Рассказ сей отныне вставлен в основной текст "Часа волка..." под датой 09 мая 2001 года, сразу за письмом от 05 мая того же года.

ТАНКИ НА ДОРОГАХ

  
   Когда-то в конце двадцатых, начале тридцатых годов на углу Гороховой и Садовой в розовом доме с полукруглым эркером был самый бандитский в Ленинграде ресторан Ростов Дон. Об этом рассказал мне весной 1962 Колька, мой напарник по бригаде грузчиков автобазы Лениздата.
   - Может, Ростов на Дону? - спросил я его.
   - Нет, - подчеркнул Колька, - Ростов Дон! Так и назывался! Мы там завсегда с марухами гуляли.
   Лет Кольке было под пятьдесят с хвостиком, так же как и шоферу Сереги, а мне двадцать один, но были они для меня Колькой с Серегой, а я для них просто Олегом или Олежкой, ибо как я там открыл, работяги всю жизнь Кольками и остаются кроме тех редких случаев особо уважаемых, которые становятся просто петровичами, васильичами, степановичами.
   На Лениздатовскую автобазу я попал от безысходности в январе 62 года, и в ушах моих еще стоял дружный рев огромного зала детей, которых я совсем недавно до описываемых событий смертельно обидел. В октябре 61-го меня с треском выперли за пьянку с должности осветителя Ленфильма, и я тут же вспомнил объявление на углу Невского и Садовой, мимо которого сто раз проходил, направляясь в автопоилку "Советское шампанское" или как её короче звали на Невском "США", на том же углу и находящуюся. Объявление гласило: "Ленинградскому кукольному театру требуются осветители".

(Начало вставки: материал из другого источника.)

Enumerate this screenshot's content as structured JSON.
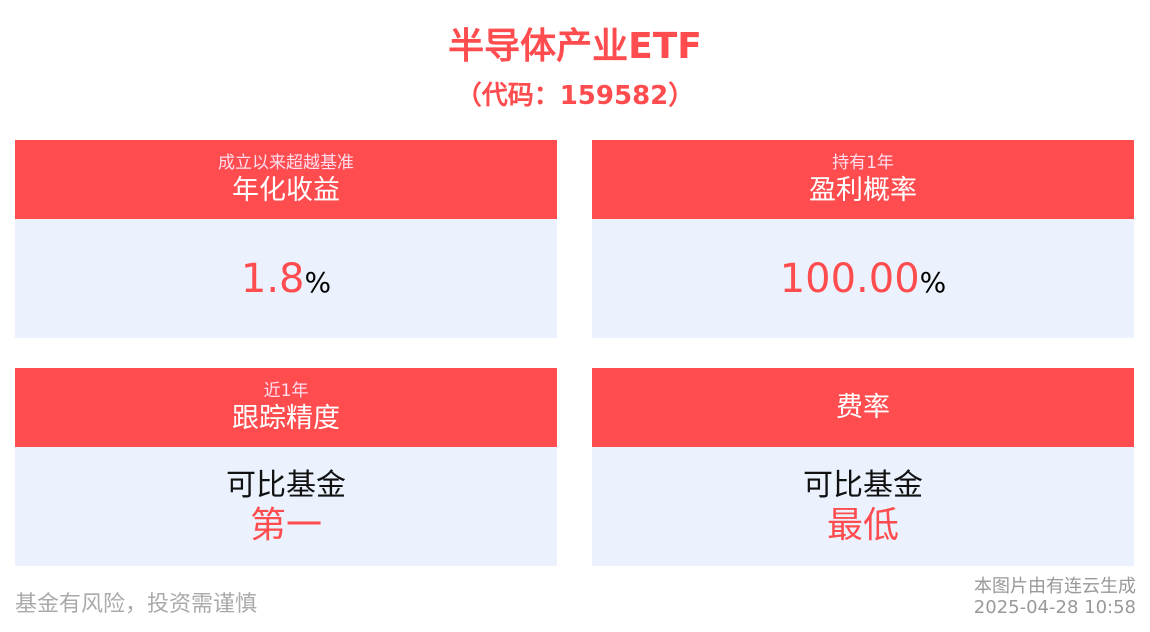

   Так что с ноября того же 61-го года я уже во всю трудился в дружном коллективе кукольного театра. Слишком даже дружном, ибо какие-то странно дружеские поползновения там возникали со стороны моих новых коллег. То кто-нибудь, смеясь, за яйца ухватит, то за задницу, и это, хотел бы подчеркнуть, сплошь были коллеги пола мужского. Если бы женского, то мне сие было бы только в кайф. Так нет. Коллеги пола женского там как-то всё больше меж собой общались, целуя друг друга в губки явно дольше, чем того требовали приличия. А на меня - полнейший ноль внимания.

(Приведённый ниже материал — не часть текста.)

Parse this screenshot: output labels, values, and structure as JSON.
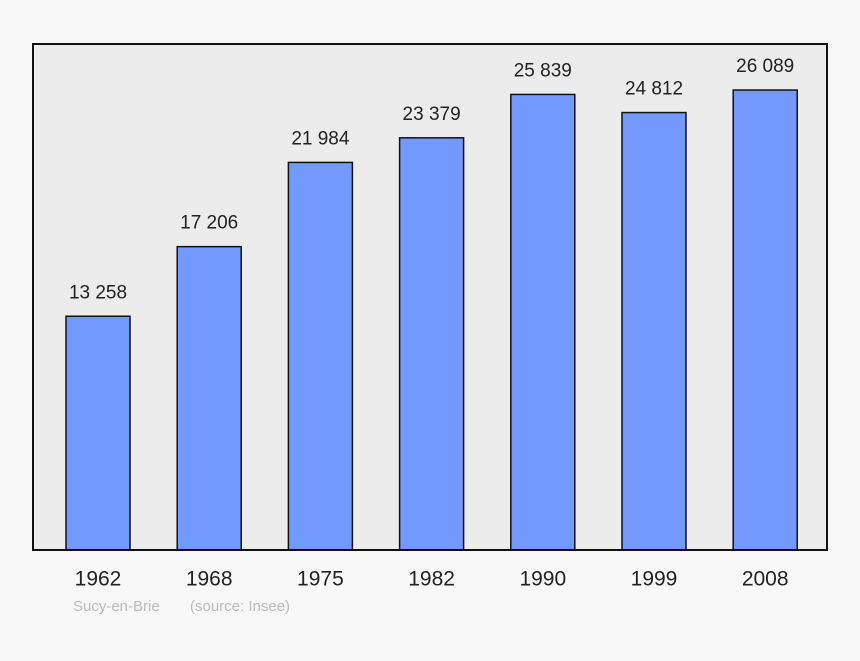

   Всё это несколько выбивало из колеи, и я, чтобы в колею благополучно возвращаться, зачастил в автопоильный подвальчик. Раз эдак зайдешь, примешь стакан "Трех семерок", другой, третий, и, глядишь, душа возрадуется, и ты уже живешь счастливо, словно вроде бы ты сам как бы лесбиянка, и хорошенькие актриски-кукольницы тебя самого целуют в губки, а жеманно изломанные, сюсюкающие коллеги пола мужского вроде как бы уже и совсем тебя не раздражают, просто в упор ты их не видишь. Вот только однажды в том же самом ноябре после очередного стакана портвейна я так неудачно укрепил над сценой прожектор, что он прям, блин, посреди спектакля навернулся вниз и напрочь придавил главного детского любимца, уж сейчас не помню, кого, (сколько лет-то прошло!) какого-то там колобка, который должен был всех злодеев победить, а потом жениться на Василисе прекрасной и жить с ней долго и щасливо. А тут вдруг оказался он лежащим раздавленный в лепешку неким свалившимся с небес жутким злодеем, так, что театру пришлось дать занавес под до сих пор стоящий у меня в ушах оглушительный детский вой.

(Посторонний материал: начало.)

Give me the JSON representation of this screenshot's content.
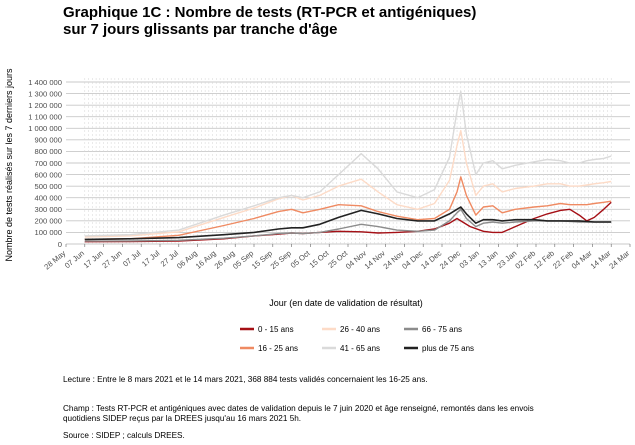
{
  "title": {
    "line1": "Graphique 1C : Nombre de tests (RT-PCR et antigéniques)",
    "line2": "sur 7 jours glissants par tranche d'âge"
  },
  "notes": {
    "lecture": "Lecture : Entre le 8 mars 2021 et le 14 mars 2021, 368 884 tests validés concernaient les 16-25 ans.",
    "champ1": "Champ : Tests RT-PCR et antigéniques avec dates de validation depuis le 7 juin 2020 et âge renseigné, remontés dans les envois",
    "champ2": "quotidiens SIDEP reçus par la DREES jusqu'au 16 mars 2021 5h.",
    "source": "Source : SIDEP ; calculs DREES."
  },
  "chart_data": {
    "type": "line",
    "xlabel": "Jour (en date de validation de résultat)",
    "ylabel": "Nombre de tests réalisés sur les 7 derniers jours",
    "xlim": [
      "2020-05-28",
      "2021-03-24"
    ],
    "ylim": [
      0,
      1400000
    ],
    "x_ticks": [
      "28 May",
      "07 Jun",
      "17 Jun",
      "27 Jun",
      "07 Jul",
      "17 Jul",
      "27 Jul",
      "06 Aug",
      "16 Aug",
      "26 Aug",
      "05 Sep",
      "15 Sep",
      "25 Sep",
      "05 Oct",
      "15 Oct",
      "25 Oct",
      "04 Nov",
      "14 Nov",
      "24 Nov",
      "04 Dec",
      "14 Dec",
      "24 Dec",
      "03 Jan",
      "13 Jan",
      "23 Jan",
      "02 Feb",
      "12 Feb",
      "22 Feb",
      "04 Mar",
      "14 Mar",
      "24 Mar"
    ],
    "y_ticks": [
      "0",
      "100 000",
      "200 000",
      "300 000",
      "400 000",
      "500 000",
      "600 000",
      "700 000",
      "800 000",
      "900 000",
      "1 000 000",
      "1 100 000",
      "1 200 000",
      "1 300 000",
      "1 400 000"
    ],
    "legend_position": "bottom",
    "series": [
      {
        "name": "0 - 15 ans",
        "color": "#a50f15",
        "width": 1.4,
        "points": [
          [
            "2020-06-07",
            20000
          ],
          [
            "2020-07-01",
            22000
          ],
          [
            "2020-07-27",
            26000
          ],
          [
            "2020-08-20",
            45000
          ],
          [
            "2020-09-05",
            70000
          ],
          [
            "2020-09-18",
            85000
          ],
          [
            "2020-09-25",
            95000
          ],
          [
            "2020-10-01",
            90000
          ],
          [
            "2020-10-10",
            100000
          ],
          [
            "2020-10-20",
            110000
          ],
          [
            "2020-11-01",
            105000
          ],
          [
            "2020-11-10",
            95000
          ],
          [
            "2020-11-20",
            100000
          ],
          [
            "2020-12-01",
            110000
          ],
          [
            "2020-12-10",
            130000
          ],
          [
            "2020-12-18",
            180000
          ],
          [
            "2020-12-22",
            220000
          ],
          [
            "2020-12-24",
            200000
          ],
          [
            "2020-12-29",
            150000
          ],
          [
            "2021-01-05",
            110000
          ],
          [
            "2021-01-10",
            100000
          ],
          [
            "2021-01-15",
            100000
          ],
          [
            "2021-01-22",
            150000
          ],
          [
            "2021-02-01",
            220000
          ],
          [
            "2021-02-08",
            260000
          ],
          [
            "2021-02-15",
            290000
          ],
          [
            "2021-02-20",
            300000
          ],
          [
            "2021-02-25",
            250000
          ],
          [
            "2021-03-01",
            200000
          ],
          [
            "2021-03-05",
            230000
          ],
          [
            "2021-03-10",
            300000
          ],
          [
            "2021-03-14",
            360000
          ]
        ]
      },
      {
        "name": "16 - 25 ans",
        "color": "#ef8a62",
        "width": 1.4,
        "points": [
          [
            "2020-06-07",
            40000
          ],
          [
            "2020-07-01",
            45000
          ],
          [
            "2020-07-27",
            75000
          ],
          [
            "2020-08-20",
            160000
          ],
          [
            "2020-09-05",
            220000
          ],
          [
            "2020-09-18",
            280000
          ],
          [
            "2020-09-25",
            300000
          ],
          [
            "2020-10-01",
            270000
          ],
          [
            "2020-10-10",
            300000
          ],
          [
            "2020-10-20",
            340000
          ],
          [
            "2020-11-01",
            330000
          ],
          [
            "2020-11-10",
            280000
          ],
          [
            "2020-11-20",
            240000
          ],
          [
            "2020-12-01",
            210000
          ],
          [
            "2020-12-10",
            220000
          ],
          [
            "2020-12-18",
            300000
          ],
          [
            "2020-12-22",
            450000
          ],
          [
            "2020-12-24",
            580000
          ],
          [
            "2020-12-27",
            420000
          ],
          [
            "2021-01-01",
            250000
          ],
          [
            "2021-01-05",
            320000
          ],
          [
            "2021-01-10",
            330000
          ],
          [
            "2021-01-15",
            270000
          ],
          [
            "2021-01-22",
            300000
          ],
          [
            "2021-02-01",
            320000
          ],
          [
            "2021-02-08",
            330000
          ],
          [
            "2021-02-15",
            350000
          ],
          [
            "2021-02-20",
            340000
          ],
          [
            "2021-02-25",
            340000
          ],
          [
            "2021-03-01",
            340000
          ],
          [
            "2021-03-05",
            350000
          ],
          [
            "2021-03-10",
            360000
          ],
          [
            "2021-03-14",
            370000
          ]
        ]
      },
      {
        "name": "26 - 40 ans",
        "color": "#fddbc7",
        "width": 1.4,
        "points": [
          [
            "2020-06-07",
            60000
          ],
          [
            "2020-07-01",
            70000
          ],
          [
            "2020-07-27",
            105000
          ],
          [
            "2020-08-20",
            230000
          ],
          [
            "2020-09-05",
            310000
          ],
          [
            "2020-09-18",
            390000
          ],
          [
            "2020-09-25",
            420000
          ],
          [
            "2020-10-01",
            380000
          ],
          [
            "2020-10-10",
            420000
          ],
          [
            "2020-10-20",
            500000
          ],
          [
            "2020-11-01",
            560000
          ],
          [
            "2020-11-10",
            450000
          ],
          [
            "2020-11-20",
            340000
          ],
          [
            "2020-12-01",
            300000
          ],
          [
            "2020-12-10",
            350000
          ],
          [
            "2020-12-18",
            550000
          ],
          [
            "2020-12-22",
            850000
          ],
          [
            "2020-12-24",
            980000
          ],
          [
            "2020-12-27",
            700000
          ],
          [
            "2021-01-01",
            420000
          ],
          [
            "2021-01-05",
            500000
          ],
          [
            "2021-01-10",
            520000
          ],
          [
            "2021-01-15",
            450000
          ],
          [
            "2021-01-22",
            480000
          ],
          [
            "2021-02-01",
            500000
          ],
          [
            "2021-02-08",
            520000
          ],
          [
            "2021-02-15",
            520000
          ],
          [
            "2021-02-20",
            500000
          ],
          [
            "2021-02-25",
            500000
          ],
          [
            "2021-03-01",
            510000
          ],
          [
            "2021-03-05",
            520000
          ],
          [
            "2021-03-10",
            530000
          ],
          [
            "2021-03-14",
            540000
          ]
        ]
      },
      {
        "name": "41 - 65 ans",
        "color": "#dadada",
        "width": 1.4,
        "points": [
          [
            "2020-06-07",
            70000
          ],
          [
            "2020-07-01",
            80000
          ],
          [
            "2020-07-27",
            120000
          ],
          [
            "2020-08-20",
            250000
          ],
          [
            "2020-09-05",
            330000
          ],
          [
            "2020-09-18",
            400000
          ],
          [
            "2020-09-25",
            420000
          ],
          [
            "2020-10-01",
            400000
          ],
          [
            "2020-10-10",
            450000
          ],
          [
            "2020-10-20",
            600000
          ],
          [
            "2020-11-01",
            780000
          ],
          [
            "2020-11-10",
            650000
          ],
          [
            "2020-11-20",
            450000
          ],
          [
            "2020-12-01",
            400000
          ],
          [
            "2020-12-10",
            470000
          ],
          [
            "2020-12-18",
            750000
          ],
          [
            "2020-12-22",
            1150000
          ],
          [
            "2020-12-24",
            1320000
          ],
          [
            "2020-12-27",
            950000
          ],
          [
            "2021-01-01",
            600000
          ],
          [
            "2021-01-05",
            700000
          ],
          [
            "2021-01-10",
            720000
          ],
          [
            "2021-01-15",
            650000
          ],
          [
            "2021-01-22",
            680000
          ],
          [
            "2021-02-01",
            710000
          ],
          [
            "2021-02-08",
            730000
          ],
          [
            "2021-02-15",
            720000
          ],
          [
            "2021-02-20",
            700000
          ],
          [
            "2021-02-25",
            700000
          ],
          [
            "2021-03-01",
            720000
          ],
          [
            "2021-03-05",
            730000
          ],
          [
            "2021-03-10",
            740000
          ],
          [
            "2021-03-14",
            760000
          ]
        ]
      },
      {
        "name": "66 - 75 ans",
        "color": "#8c8c8c",
        "width": 1.4,
        "points": [
          [
            "2020-06-07",
            25000
          ],
          [
            "2020-07-01",
            27000
          ],
          [
            "2020-07-27",
            32000
          ],
          [
            "2020-08-20",
            50000
          ],
          [
            "2020-09-05",
            70000
          ],
          [
            "2020-09-18",
            90000
          ],
          [
            "2020-09-25",
            95000
          ],
          [
            "2020-10-01",
            90000
          ],
          [
            "2020-10-10",
            100000
          ],
          [
            "2020-10-20",
            130000
          ],
          [
            "2020-11-01",
            170000
          ],
          [
            "2020-11-10",
            150000
          ],
          [
            "2020-11-20",
            120000
          ],
          [
            "2020-12-01",
            110000
          ],
          [
            "2020-12-10",
            120000
          ],
          [
            "2020-12-18",
            200000
          ],
          [
            "2020-12-22",
            270000
          ],
          [
            "2020-12-24",
            300000
          ],
          [
            "2020-12-27",
            220000
          ],
          [
            "2021-01-01",
            150000
          ],
          [
            "2021-01-05",
            180000
          ],
          [
            "2021-01-10",
            190000
          ],
          [
            "2021-01-15",
            180000
          ],
          [
            "2021-01-22",
            190000
          ],
          [
            "2021-02-01",
            200000
          ],
          [
            "2021-02-08",
            200000
          ],
          [
            "2021-02-15",
            200000
          ],
          [
            "2021-02-20",
            195000
          ],
          [
            "2021-02-25",
            190000
          ],
          [
            "2021-03-01",
            190000
          ],
          [
            "2021-03-05",
            190000
          ],
          [
            "2021-03-10",
            190000
          ],
          [
            "2021-03-14",
            190000
          ]
        ]
      },
      {
        "name": "plus de 75 ans",
        "color": "#222222",
        "width": 1.6,
        "points": [
          [
            "2020-06-07",
            40000
          ],
          [
            "2020-07-01",
            45000
          ],
          [
            "2020-07-27",
            55000
          ],
          [
            "2020-08-20",
            80000
          ],
          [
            "2020-09-05",
            100000
          ],
          [
            "2020-09-18",
            130000
          ],
          [
            "2020-09-25",
            140000
          ],
          [
            "2020-10-01",
            140000
          ],
          [
            "2020-10-10",
            170000
          ],
          [
            "2020-10-20",
            230000
          ],
          [
            "2020-11-01",
            290000
          ],
          [
            "2020-11-10",
            260000
          ],
          [
            "2020-11-20",
            220000
          ],
          [
            "2020-12-01",
            200000
          ],
          [
            "2020-12-10",
            200000
          ],
          [
            "2020-12-18",
            260000
          ],
          [
            "2020-12-22",
            300000
          ],
          [
            "2020-12-24",
            320000
          ],
          [
            "2020-12-27",
            260000
          ],
          [
            "2021-01-01",
            180000
          ],
          [
            "2021-01-05",
            210000
          ],
          [
            "2021-01-10",
            210000
          ],
          [
            "2021-01-15",
            200000
          ],
          [
            "2021-01-22",
            210000
          ],
          [
            "2021-02-01",
            210000
          ],
          [
            "2021-02-08",
            200000
          ],
          [
            "2021-02-15",
            200000
          ],
          [
            "2021-02-20",
            200000
          ],
          [
            "2021-02-25",
            200000
          ],
          [
            "2021-03-01",
            195000
          ],
          [
            "2021-03-05",
            190000
          ],
          [
            "2021-03-10",
            190000
          ],
          [
            "2021-03-14",
            190000
          ]
        ]
      }
    ]
  }
}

   Таким образом весной 62-го трясусь я в кузове ЗИСовского грузовика в компании с бывшим штрафбатовцем Колькой и Иоськой - евреем-грузчиком (почти по анекдоту: еврей-дворник), таким же грязным и рваным, как и бывший штрафник Колька, только в отличие от него всегда трезвым и рассудительным и тоже, кстати, бывшим фронтовиком, только простым, а не штрафбатовским. Но вот еще одна разница. В отличие от Кольки, Иоська о войне никогда ничего не рассказывает, мол, война она и есть война и говорить о ней он не хочет. Колька же рассказывает весьма охотно и все его истории я уже знаю наизусть. Знаю, что был Колька в двадцатые-тридцатые годы питерским бандитом налетчиком, но как-то повязали их менты и дали Кольке 25 лет. А в 41-ом в лагере предложили им смыть позор перед Родиной кровью, Колька согласился и пошел добровольно в штрафбат. Потом ранен был, медаль получил и перевели его в часть обычную.
   Особенно смачно рассказывает Колька, как наступали они в Польше весной 45-го года. Мол, они там на танках сидели и огромные переходы делали, а тылы отставали. А немцы им пачками сдавались. Вот только куда их девать пленных-то? Тылы то ведь еще не подошли. Поначалу они весьма нерационально поступали. Ставили их в поле и косили из пулеметов. Колька с большим воодушевлением рассказывал, как он это делал, мол, как в детстве пацаном траву косил. Так же легко и радостно ему это было. Потом приказ вышел патроны экономить. Так они клали пленных рядами прямо поперек дороги и пускали сверху танки.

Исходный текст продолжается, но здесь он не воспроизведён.